Early last year, several trade groups, including the National Automotive Dealers Association (NADA), sent letters petitioning the Department of Defense (DoD) to rescind or withdraw Question and Answer #2 (Q&A 2) from its 2016 interpretative rule for the Military Lending Act (MLA) final rule and its December 2017 amendments. Q&A 2 has generated much uncertainty regarding application of the MLA’s exemption for purchase money transactions that also finance the purchase of GAP insurance. Last month, NADA sent a letter to DoD to provide market data demonstrating that service members are suffering quantifiable injury as a result of the impact of Q&A 2 on indirect auto financing provided by dealers.
In amended Q&A 2, the DoD addressed the application of the MLA rule’s exemptions for credit transactions that are intended to finance the purchase of a motor vehicle or personal property when the credit is secured by the purchased motor vehicle or personal property. The amended question asked whether the exemptions would apply where the creditor simultaneously extends credit in an amount greater than the purchase price of the motor vehicle or personal property. The DoD’s amended answer stated that the exemptions are available where credit beyond the purchase price of the object is used to finance “any costs expressly related to that object…provided it does not also finance any credit-related product or service.”

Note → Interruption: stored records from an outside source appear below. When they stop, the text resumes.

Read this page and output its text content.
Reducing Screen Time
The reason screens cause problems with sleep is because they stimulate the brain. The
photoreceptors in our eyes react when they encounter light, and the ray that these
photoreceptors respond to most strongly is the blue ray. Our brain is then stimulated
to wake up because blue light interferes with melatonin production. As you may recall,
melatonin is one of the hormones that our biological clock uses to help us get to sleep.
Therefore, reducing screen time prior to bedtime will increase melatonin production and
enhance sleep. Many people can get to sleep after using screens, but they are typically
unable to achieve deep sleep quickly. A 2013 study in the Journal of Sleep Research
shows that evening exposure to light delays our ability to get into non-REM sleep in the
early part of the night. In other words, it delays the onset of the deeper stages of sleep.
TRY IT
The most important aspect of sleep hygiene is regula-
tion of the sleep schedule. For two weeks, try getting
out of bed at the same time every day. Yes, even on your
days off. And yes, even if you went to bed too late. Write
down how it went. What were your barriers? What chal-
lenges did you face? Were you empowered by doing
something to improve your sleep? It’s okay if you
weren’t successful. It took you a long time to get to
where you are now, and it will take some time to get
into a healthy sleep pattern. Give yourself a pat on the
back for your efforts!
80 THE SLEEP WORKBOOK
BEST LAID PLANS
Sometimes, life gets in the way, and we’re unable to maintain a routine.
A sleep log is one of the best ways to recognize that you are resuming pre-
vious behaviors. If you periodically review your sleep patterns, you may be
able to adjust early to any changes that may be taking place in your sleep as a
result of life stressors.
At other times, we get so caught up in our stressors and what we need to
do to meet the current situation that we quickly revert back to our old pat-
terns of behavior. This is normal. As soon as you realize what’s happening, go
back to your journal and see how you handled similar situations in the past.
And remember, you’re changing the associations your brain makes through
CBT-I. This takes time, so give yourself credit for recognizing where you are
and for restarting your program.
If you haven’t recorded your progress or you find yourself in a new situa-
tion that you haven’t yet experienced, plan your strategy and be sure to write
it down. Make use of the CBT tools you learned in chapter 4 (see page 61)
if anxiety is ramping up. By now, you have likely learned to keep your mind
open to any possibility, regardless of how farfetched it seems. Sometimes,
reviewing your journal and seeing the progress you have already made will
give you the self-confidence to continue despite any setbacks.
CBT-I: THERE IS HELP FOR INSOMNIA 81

In the amended interpretive rule, the DoD used a credit transaction that finances the purchase of a motor vehicle (and is secured by that vehicle) and also finances optional leather seats and an extended vehicle warranty as an example of a credit transaction that would be eligible for the MLA exemption. In contrast, the DoD used a credit transaction that includes financing for GAP insurance or a credit insurance premium as an example of a credit transaction that would not be exempt from the MLA.

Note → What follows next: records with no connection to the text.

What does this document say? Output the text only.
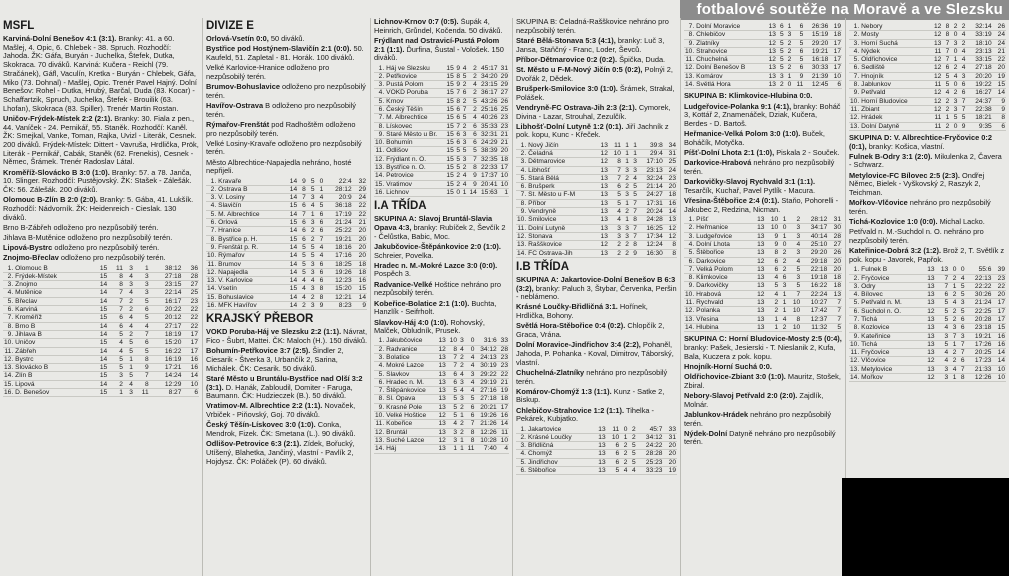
fotbalové soutěže na Moravě a ve Slezsku
MSFL
Karviná-Dolní Benešov 4:1 (3:1). Branky: 41. a 60. Mašlej, 4. Opic, 6. Chlebek - 38. Spruch. Rozhodčí: Jahoda. ŽK: Gáfa, Buryán - Juchelka, Štefek, Dutka, Skokraca. 70 diváků. Karviná: Kučera - Reichl (79. Stračánek), Gáfl, Vaculín, Kretka - Buryán - Chlebek, Gáfa, Miko (73. Dohnal) - Mašlej, Opic. Trenér Pavel Hajný. Dolní Benešov: Rohel - Dutka, Hrubý, Barčal, Duda (83. Kocar) - Schaffartzik, Spruch, Juchelka, Štefek - Brouilik (63. Lhofan), Skokraca (83. Spiller). Trenér Martin Rostan.
Uničov-Frýdek-Místek 2:2 (2:1). Branky: 30. Fiala z pen., 44. Vaníček - 24. Pernikář, 55. Staněk. Rozhodčí: Kaněl. ŽK: Smejkal, Vanke, Toman, Rajka, Uvizl - Literák, Cesnek. 200 diváků. Frýdek-Místek: Dittert - Vavruša, Hrdlička, Prök, Literák - Pernikář, Cabák, Staněk (62. Frenekis), Cesnek - Němec, Šrámek. Trenér Radoslav Látal.
Kroměříž-Slovácko B 3:0 (1:0). Branky: 57. a 78. Janča, 10. Slinger. Rozhodčí: Pustějovský. ŽK: Stašek - Zálešák. ČK: 56. Zálešák. 200 diváků.
Olomouc B-Zlín B 2:0 (2:0). Branky: 5. Gába, 41. Lukšík. Rozhodčí: Nádvorník. ŽK: Heidenreich - Cieslak. 130 diváků.
Brno B-Zábřeh odloženo pro nezpůsobilý terén.
Jihlava B-Mutěnice odloženo pro nezpůsobilý terén.
Lipová-Bystrc odloženo pro nezpůsobilý terén.
Znojmo-Břeclav odloženo pro nezpůsobilý terén.
1.	Olomouc B	15	11	3	1	38:12	36
2.	Frýdek-Místek	15	8	4	3	27:18	28
3.	Znojmo	14	8	3	3	23:15	27
4.	Mutěnice	14	7	4	3	22:14	25
5.	Břeclav	14	7	2	5	16:17	23
6.	Karviná	15	7	2	6	20:22	22
7.	Kroměříž	15	6	4	5	20:12	22
8.	Brno B	14	6	4	4	27:17	22
9.	Jihlava B	14	5	2	7	18:19	17
10.	Uničov	15	4	5	6	15:20	17
11.	Zábřeh	14	4	5	5	16:22	17
12.	Bystrc	14	5	1	8	16:19	16
13.	Slovácko B	15	5	1	9	17:21	16
14.	Zlín B	15	3	5	7	14:24	14
15.	Lipová	14	2	4	8	12:29	10
16.	D. Benešov	15	1	3	11	8:27	6
DIVIZE E
Orlová-Vsetín 0:0, 50 diváků.
Bystřice pod Hostýnem-Slavičín 2:1 (0:0). 50. Kaufeld, 51. Zapletal - 81. Horák. 100 diváků.
Velké Karlovice-Hranice odloženo pro nezpůsobilý terén.
Brumov-Bohuslavice odloženo pro nezpůsobilý terén.
Havířov-Ostrava B odloženo pro nezpůsobilý terén.
Rýmařov-Frenštát pod Radhoštěm odloženo pro nezpůsobilý terén.
Velké Losiny-Kravaře odloženo pro nezpůsobilý terén.
Město Albrechtice-Napajedla nehráno, hosté nepřijeli.
1.	Kravaře	14	9	5	0	22:4	32
2.	Ostrava B	14	8	5	1	28:12	29
3.	V. Losiny	14	7	3	4	20:9	24
4.	Slavičín	15	6	4	5	36:18	22
5.	M. Albrechtice	14	7	1	6	17:19	22
6.	Orlová	15	6	3	6	21:24	21
7.	Hranice	14	6	2	6	25:22	20
8.	Bystřice p. H.	15	6	2	7	19:21	20
9.	Frenštát p. R.	14	5	5	4	18:16	20
10.	Rýmařov	14	5	5	4	17:16	20
11.	Brumov	14	5	3	6	18:25	18
12.	Napajedla	14	5	3	6	19:26	18
13.	V. Karlovice	14	4	4	6	12:23	16
14.	Vsetín	15	4	3	8	15:20	15
15.	Bohuslavice	14	4	2	8	12:21	14
16.	MFK Havířov	14	2	3	9	8:23	9
KRAJSKÝ PŘEBOR
VOKD Poruba-Háj ve Slezsku 2:2 (1:1). Návrat, Fico - Šubrt, Mattei. ČK: Maloch (H.). 150 diváků.
Bohumín-Petřkovice 3:7 (2:5). Šindler 2, Ciesarik - Štverka 3, Urbančík 2, Sarina, Michálek. ČK: Cesarik. 50 diváků.
Staré Město u Bruntálu-Bystřice nad Olší 3:2 (3:1). D. Hanák, Zabloudil, Domiter - Faruga, Baumann. ČK: Hudzieczek (B.). 50 diváků.
Vratimov-M. Albrechtice 2:2 (1:1). Novaček, Vrbiček - Piňovský, Goj. 70 diváků.
Český Těšín-Lískovec 3:0 (1:0). Conka, Mendrok, Fizek. ČK: Smetana (L.). 90 diváků.
Odlišov-Petrovice 6:3 (2:1). Zídek, Bořucký, Utíšený, Blahetka, Jančiný, vlastní - Pavlík 2, Hojdysz. ČK: Poláček (P). 60 diváků.
Lichnov-Krnov 0:7 (0:5). Šupák 4, Heinrich, Grůndel, Kočenda. 50 diváků.
Frýdlant nad Ostravicí-Pustá Polom 2:1 (1:1). Ďurfina, Šustal - Vološek. 150 diváků.
1.	Háj ve Slezsku	15	9	4	2	45:17	31
2.	Petřkovice	15	8	5	2	34:20	29
3.	Pustá Polom	15	9	2	4	23:15	29
4.	VOKD Poruba	15	7	6	2	36:17	27
5.	Krnov	15	8	2	5	43:26	26
6.	Český Těšín	15	6	7	2	25:16	25
7.	M. Albrechtice	15	6	5	4	40:26	23
8.	Lískovec	15	7	2	6	35:33	23
9.	Staré Město u Br.	15	6	3	6	32:31	21
10.	Bohumín	15	6	3	6	24:29	21
11.	Odlišov	15	5	5	5	38:39	20
12.	Frýdlant n. O.	15	5	3	7	32:35	18
13.	Bystřice n. O.	15	5	2	8	22:33	17
14.	Petrovice	15	2	4	9	17:37	10
15.	Vratimov	15	2	4	9	20:41	10
16.	Lichnov	15	0	1	14	15:63	1
I.A TŘÍDA
SKUPINA A: Slavoj Bruntál-Slavia Opava 4:3, branky: Rubíček 2, Ševčík 2 - Čelůstka, Babic, Moc.
Jakubčovice-Štěpánkovice 2:0 (1:0). Schreier, Povelka.
Hradec n. M.-Mokré Lazce 3:0 (0:0). Pospěch 3.
Radvanice-Velké Hoštice nehráno pro nezpůsobilý terén.
Kobeřice-Bolatice 2:1 (1:0). Buchta, Hanzlík - Seifrholt.
Slavkov-Háj 4:0 (1:0). Rohovský, Malček, Obludník, Prusek.
1.	Jakubčovice	13	10	3	0	31:6	33
2.	Radvanice	12	8	4	0	34:12	28
3.	Bolatice	13	7	2	4	24:13	23
4.	Mokré Lazce	13	7	2	4	30:19	23
5.	Slavkov	13	6	4	3	29:22	22
6.	Hradec n. M.	13	6	3	4	29:19	21
7.	Štěpánkovice	13	5	4	4	27:16	19
8.	Sl. Opava	13	5	3	5	27:18	18
9.	Krasné Pole	13	5	2	6	20:21	17
10.	Velké Hoštice	12	5	1	6	19:26	16
11.	Kobeřice	13	4	2	7	21:26	14
12.	Bruntál	13	3	2	8	12:26	11
13.	Suché Lazce	12	3	1	8	10:28	10
14.	Háj	13	1	1	11	7:40	4
SKUPINA B: Čeladná-Rašškovice nehráno pro nezpůsobilý terén.
Staré Bělá-Stonava 5:3 (4:1), branky: Luč 3, Jansa, Staňčný - Franc, Loder, Ševců.
Příbor-Dětmarovice 0:2 (0:2). Špička, Duda.
St. Město u F-M-Nový Jičín 0:5 (0:2), Polnýi 2, Dvořák 2, Dědek.
Brušperk-Smilovice 3:0 (1:0). Šrámek, Strakal, Polášek.
Vendryně-FC Ostrava-Jih 2:3 (2:1). Cymorek, Divina - Lazar, Strouhal, Zezulčík.
Libhošť-Dolní Lutyně 1:2 (0:1). Jiří Jachník z pok. kopu, Kunc - Křeček.
1.	Nový Jičín	13	11	1	1	39:8	34
2.	Čeladná	12	10	1	1	29:4	31
3.	Dětmarovice	12	8	1	3	17:10	25
4.	Libhošť	13	7	3	3	23:13	24
5.	Stará Bělá	13	7	2	4	32:24	23
6.	Brušperk	13	6	2	5	21:14	20
7.	St. Město u F-M	13	5	3	5	24:27	18
8.	Příbor	13	5	1	7	17:31	16
9.	Vendryně	13	4	2	7	20:24	14
10.	Smilovice	13	4	1	8	24:28	13
11.	Dolní Lutyně	13	3	3	7	16:25	12
12.	Stonava	13	3	3	7	17:34	12
13.	Rašškovice	12	2	2	8	12:24	8
14.	FC Ostrava-Jih	13	2	2	9	16:30	8
I.B TŘÍDA
SKUPINA A: Jakartovice-Dolní Benešov B 6:3 (3:2), branky: Paluch 3, Štybar, Červenka, Peršin - neblámeno.
Krásné Loučky-Břidličná 3:1. Hořínek, Hrdlička, Bohony.
Světlá Hora-Stěbořice 0:4 (0:2). Chlopčík 2, Graca, Vrána.
Dolní Moravice-Jindřichov 3:4 (2:2), Pohaněl, Jahoda, P. Pohanka - Koval, Dimitrov, Táborský, vlastní.
Chuchelná-Zlatníky nehráno pro nezpůsobilý terén.
Komárov-Chomýž 1:3 (1:1). Kunz - Satke 2, Biskup.
Chlebičov-Strahovice 1:2 (1:1). Tihelka - Pekárek, Kubjatko.
1.	Jakartovice	13	11	0	2	45:7	33
2.	Krásné Loučky	13	10	1	2	34:12	31
3.	Břidličná	13	6	2	5	24:22	20
4.	Chomýž	13	6	2	5	28:28	20
5.	Jindřichov	13	6	2	5	25:23	20
6.	Stěbořice	13	5	4	4	33:23	19
7.	Dolní Moravice	13	6	1	6	26:36	19
8.	Chlebičov	13	5	3	5	15:19	18
9.	Zlatníky	12	5	2	5	29:20	17
10.	Strahovice	13	5	2	6	19:21	17
11.	Chuchelná	12	5	2	5	16:18	17
12.	Dolní Benešov B	13	5	2	6	30:33	17
13.	Komárov	13	3	1	9	21:39	10
14.	Světlá Hora	13	2	0	11	12:45	6
SKUPINA B: Klimkovice-Hlubina 0:0.
Ludgeřovice-Polanka 9:1 (4:1), branky: Boháč 3, Kottář 2, Znamenáček, Dziak, Kučera, Berdes - D. Bartoš.
Heřmanice-Velká Polom 3:0 (1:0). Buček, Boháčík, Motyčka.
Píšť-Dolní Lhota 2:1 (1:0), Piskala 2 - Souček.
Darkovice-Hrabová nehráno pro nezpůsobilý terén.
Darkovičky-Slavoj Rychvald 3:1 (1:1). Tesarčík, Kuchař, Pavel Pytlík - Macura.
Vřesina-Štěbořice 2:4 (0:1). Staňo, Pohorelli - Jakubec 2, Redzina, Nicman.
1.	Píšť	13	10	1	2	28:12	31
2.	Heřmanice	13	10	0	3	34:17	30
3.	Ludgeřovice	13	9	1	3	40:14	28
4.	Dolní Lhota	13	9	0	4	25:10	27
5.	Štěbořice	13	8	2	3	29:20	26
6.	Darkovice	12	6	2	4	29:18	20
7.	Velká Polom	13	6	2	5	22:18	20
8.	Klimkovice	13	4	6	3	19:18	18
9.	Darkovičky	13	5	3	5	16:22	18
10.	Hrabová	12	4	1	7	22:24	13
11.	Rychvald	13	2	1	10	10:27	7
12.	Polanka	13	2	1	10	17:42	7
13.	Vřesina	13	1	4	8	12:37	7
14.	Hlubina	13	1	2	10	11:32	5
SKUPINA C: Horní Bludovice-Mosty 2:5 (0:4), branky: Pašek, Jesierski - T. Nieslanik 2, Kufa, Bala, Kuczera z pok. kopu.
Hnojník-Horní Suchá 0:0.
Oldřichovice-Zbiant 3:0 (1:0). Mauritz, Stošek, Zbiral.
Nebory-Slavoj Petřvald 2:0 (2:0). Zajdlík, Molnár.
Jablunkov-Hrádek nehráno pro nezpůsobilý terén.
Nýdek-Dolní Datyně nehráno pro nezpůsobilý terén.
1.	Nebory	12	8	2	2	32:14	26
2.	Mosty	12	8	0	4	33:19	24
3.	Horní Suchá	13	7	3	2	18:10	24
4.	Nýdek	11	7	0	4	23:13	21
5.	Oldřichovice	12	7	1	4	33:15	22
6.	Sedliště	12	6	2	4	27:18	20
7.	Hnojník	12	5	4	3	20:20	19
8.	Jablunkov	11	5	0	6	19:22	15
9.	Petřvald	12	4	2	6	16:27	14
10.	Horní Bludovice	12	2	3	7	24:37	9
11.	Zbiant	12	2	3	7	22:38	9
12.	Hrádek	11	1	5	5	18:21	8
13.	Dolní Datyně	11	2	0	9	9:35	6
SKUPINA D: V. Albrechtice-Fryčovice 0:2 (0:1), branky: Košica, vlastní.
Fulnek B-Odry 3:1 (2:0). Mikulenka 2, Čavera - Schwarz.
Metylovice-FC Bílovec 2:5 (2:3). Ondřej Němec, Bielek - Vyškovský 2, Raszyk 2, Teichman.
Mořkov-Vlčovice nehráno pro nezpůsobilý terén.
Tichá-Kozlovice 1:0 (0:0). Michal Lacko.
Petřvald n. M.-Suchdol n. O. nehráno pro nezpůsobilý terén.
Kateřinice-Dobrá 3:2 (1:2). Brož 2, T. Světlík z pok. kopu - Javorek, Papřok.
1.	Fulnek B	13	13	0	0	55:6	39
2.	Fryčovice	13	7	2	4	22:13	23
3.	Odry	13	7	1	5	22:22	22
4.	Bílovec	13	6	2	5	30:26	20
5.	Petřvald n. M.	13	5	4	3	21:24	17
6.	Suchdol n. O.	12	5	2	5	22:25	17
7.	Tichá	13	5	2	6	20:28	17
8.	Kozlovice	13	4	3	6	23:18	15
9.	Kateřinice	13	3	7	3	19:21	16
10.	Tichá	13	5	1	7	17:26	16
11.	Fryčovice	13	4	2	7	20:25	14
12.	Vlčovice	12	4	2	6	17:23	14
13.	Metylovice	13	3	4	7	21:33	10
14.	Mořkov	12	3	1	8	12:26	10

In its letter, NADA references a meeting that the DoD held with NADA and other petitioning trade groups in September 2018 at which the DoD indicated that in deciding whether to withdraw Q&A 2, its primary consideration would be the impact of Q&A 2 on active duty service members. NADA previously asserted to DoD that Q&A 2 has caused dealers throughout the country to discontinue offering GAP insurance to service members covered by the MLA, thereby exposing service members “to significant and unexpected liability that occurs when their vehicles are declared a total loss.”

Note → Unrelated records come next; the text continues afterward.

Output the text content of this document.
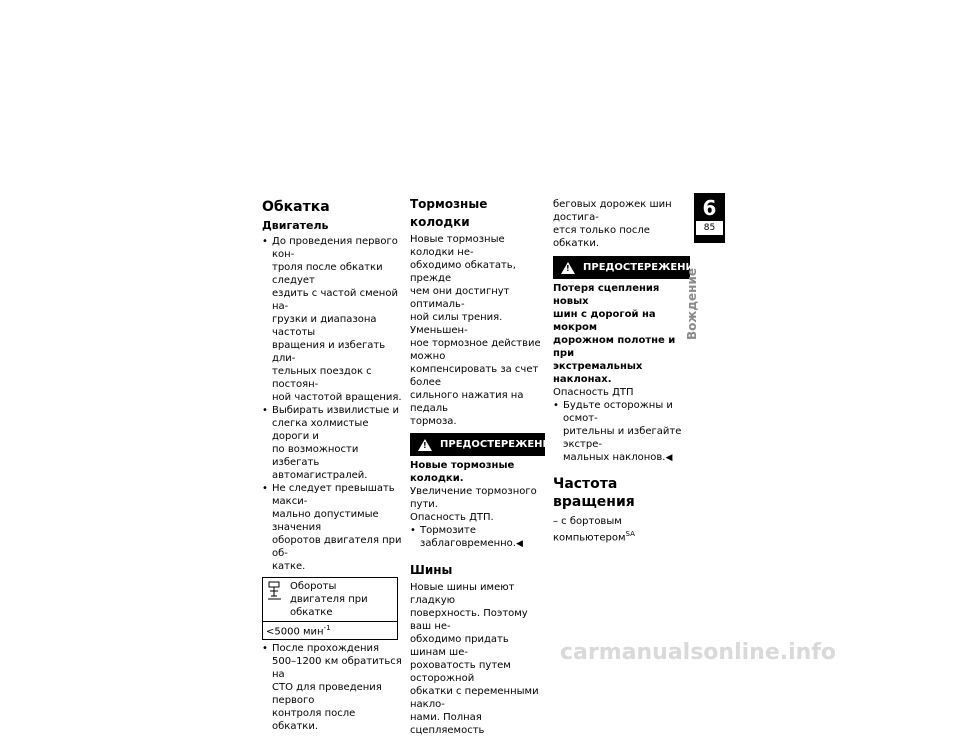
Обкатка
Двигатель
• До проведения первого кон-
троля после обкатки следует
ездить с частой сменой на-
грузки и диапазона частоты
вращения и избегать дли-
тельных поездок с постоян-
ной частотой вращения.
• Выбирать извилистые и
слегка холмистые дороги и
по возможности избегать
автомагистралей.
• Не следует превышать макси-
мально допустимые значения
оборотов двигателя при об-
катке.
Обороты двигателя при
обкатке

<5000 мин$^{-1}$
• После прохождения
500–1200 км обратиться на
СТО для проведения первого
контроля после обкатки.
Тормозные колодки

Новые тормозные колодки не-
обходимо обкатать, прежде
чем они достигнут оптималь-
ной силы трения. Уменьшен-
ное тормозное действие можно
компенсировать за счет более
сильного нажатия на педаль
тормоза.

! ПРЕДОСТЕРЕЖЕНИЕ
Новые тормозные колодки.

Увеличение тормозного пути.
Опасность ДТП.

• Тормозите
заблаговременно.◀
Шины

Новые шины имеют гладкую
поверхность. Поэтому ваш не-
обходимо придать шинам ше-
роховатость путем осторожной
обкатки с переменными накло-
нами. Полная сцепляемость

беговых дорожек шин достига-
ется только после обкатки.

! ПРЕДОСТЕРЕЖЕНИЕ
Потеря сцепления новых
шин с дорогой на мокром
дорожном полотне и при
экстремальных наклонах.

Опасность ДТП

• Будьте осторожны и осмот-
рительны и избегайте экстре-
мальных наклонов.◀
Частота вращения

– с бортовым компьютером$^{SA}$

6
85
Вождение
carmanualsonline.info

NADA’s letter provides data “developed by a finance source that engages in indirect vehicle financing transactions.” NADA states that the financing source analyzed (1) its retail installment sales contracts (RISCs) with active duty servicemembers whose vehicles were declared a total loss by comparing the period before Q&A 2 was issued (in which it took assignments of RISCs involving GAP insurance) and the period after the issuance of Q&A 2 (when it no longer took such assignments), and (2) the marketwide impact of Q&A 2 “based on its informed understanding and assessment of the marketplace.” According to NADA, this analysis found that Q&A 2 “has exposed approximately 5,000 [active duty servicemembers] who purchased and financed vehicles in 2018 to approximately $15 million in liability from total loss occurrences.”